I sat quietly for a minute, absorbing her words.

 “I’ll tell you something funny,” she brightened. I had these rabbits that lived in the yard when I was young, she said, and even they were kidnapped. The kidnapper demanded a ransom but my mother refused after already paying so much.

Medellín is a city of contradictions, a paragon of transformation that shed its past as the world’s murder capital. But I couldn’t quite reconcile the Medellin I saw before me with its history.

I couldn’t imagine the violence and fear that pervaded the city for so long, and my Spanish-language skills made the process more difficult. Though I speak some Spanish, my proficiency wasn’t at the level where I couldn’t fully understand interviewees as I tried to learn how the layers of violence are embedded throughout the city.

This meant I had to rely on a translator – María. Working with a translator brought its own challenges, but it also gave me the chance to spend 10 days with someone who grew up in Medellín. Now 27 years old, she grew up as the city began to emerge out of the shadow of international drug lord and head of the Medellín Cartel, Pablo Escobar.

“Everything is built from narcotrafficking,” Maria told me over lunch on our second day together. “When I tell you it’s everything, it’s everything.” 

Escobar may have died 26 years ago, but much of the narco-economy he facilitated remains in place, and plenty of other cartel characters are still around. Many narco families still reside in the upscale neighborhood of Poblado, where María grew up. This included the family of drug dealer Santiago Gallón, whose daughter is a friend of María’s. Gallón was implicated in the murder of Andres Escobar, the Colombian footballer and team captain who accidentally scored a goal for the opposing U.S. team during the 1994 World Cup. Escobar was murdered two weeks later in Medellín, shot in nightclub parking lot. The man who confessed to the murder worked for the cartel, in part as Gallón’s driver. 

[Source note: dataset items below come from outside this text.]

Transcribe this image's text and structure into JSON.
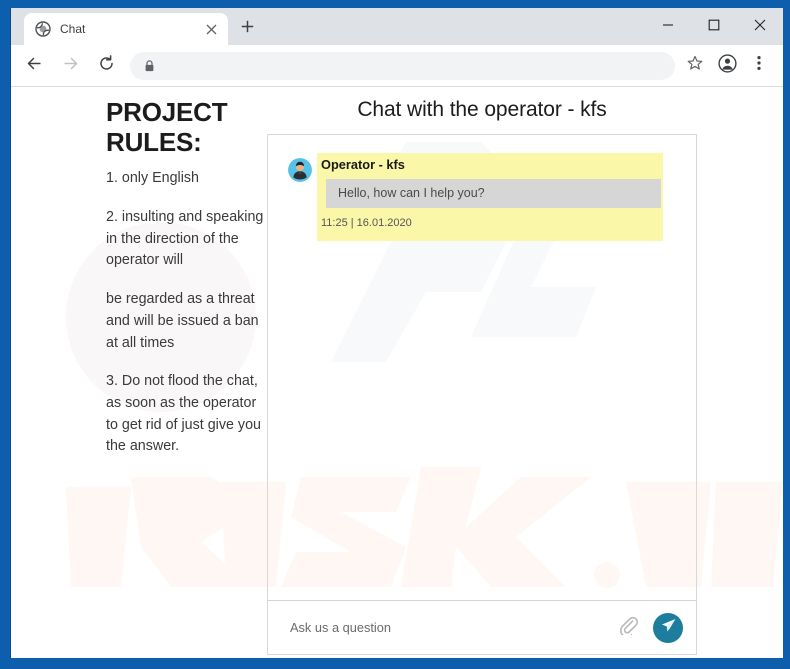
{
  "browser": {
    "tab": {
      "title": "Chat",
      "favicon_icon": "globe-icon",
      "close_icon": "close-icon"
    },
    "new_tab_icon": "plus-icon",
    "window_controls": {
      "minimize_icon": "minimize-icon",
      "maximize_icon": "maximize-icon",
      "close_icon": "close-icon"
    },
    "toolbar": {
      "back_icon": "back-arrow-icon",
      "forward_icon": "forward-arrow-icon",
      "reload_icon": "reload-icon",
      "lock_icon": "lock-icon",
      "address_value": "",
      "address_placeholder": "",
      "bookmark_icon": "star-icon",
      "profile_icon": "account-avatar-icon",
      "menu_icon": "three-dot-menu-icon"
    }
  },
  "page": {
    "rules": {
      "heading": "PROJECT RULES:",
      "items": [
        "1. only English",
        "2. insulting and speaking in the direction of the operator will",
        "be regarded as a threat and will be issued a ban at all times",
        "3. Do not flood the chat, as soon as the operator to get rid of just give you the answer."
      ]
    },
    "chat": {
      "title": "Chat with the operator - kfs",
      "messages": [
        {
          "sender": "Operator - kfs",
          "text": "Hello, how can I help you?",
          "time": "11:25 | 16.01.2020",
          "avatar_icon": "operator-avatar-icon",
          "highlighted": true
        }
      ],
      "composer": {
        "placeholder": "Ask us a question",
        "value": "",
        "attach_icon": "paperclip-icon",
        "send_icon": "send-paper-plane-icon"
      }
    },
    "watermark_text": "PCrisk.com"
  },
  "colors": {
    "window_frame": "#0d5fae",
    "tabstrip": "#dee1e6",
    "omnibox": "#f1f3f4",
    "highlight_yellow": "#fbf7a8",
    "bubble_gray": "#d6d6d6",
    "send_button": "#1c7e9c"
  }
}
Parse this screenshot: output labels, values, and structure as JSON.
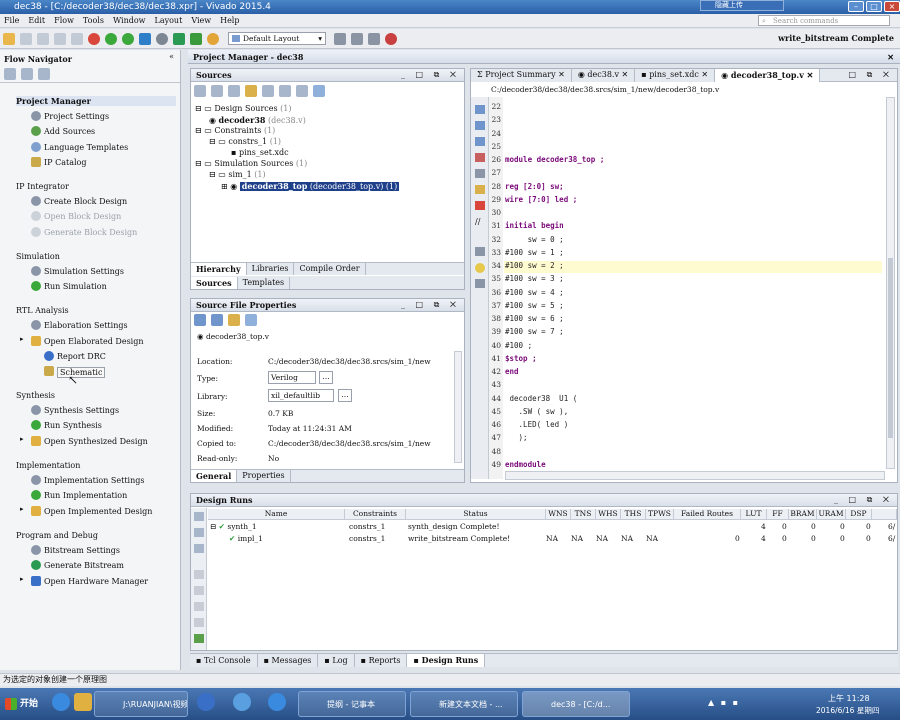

María told me how strange she felt going over to Gallón’s house for parties as a teenager and seeing him, a free but suspected murderer, mixing among them. But kids of narcos had the best things – cars, homes, clothes – and that ostentatious swagger continues to draw in kids and teenagers across all neighborhoods in Medellín. 

These are the kinds of stories you learn when you comment, I can’t imagine what it was like to grow up here in Medellín. I heard many more while working with María, revealing not just histories of violence but histories of resistance as well. Thanks to her, I hope to stitch these stories together to reflect how people grapple with the history that’s made Medellín what it is today.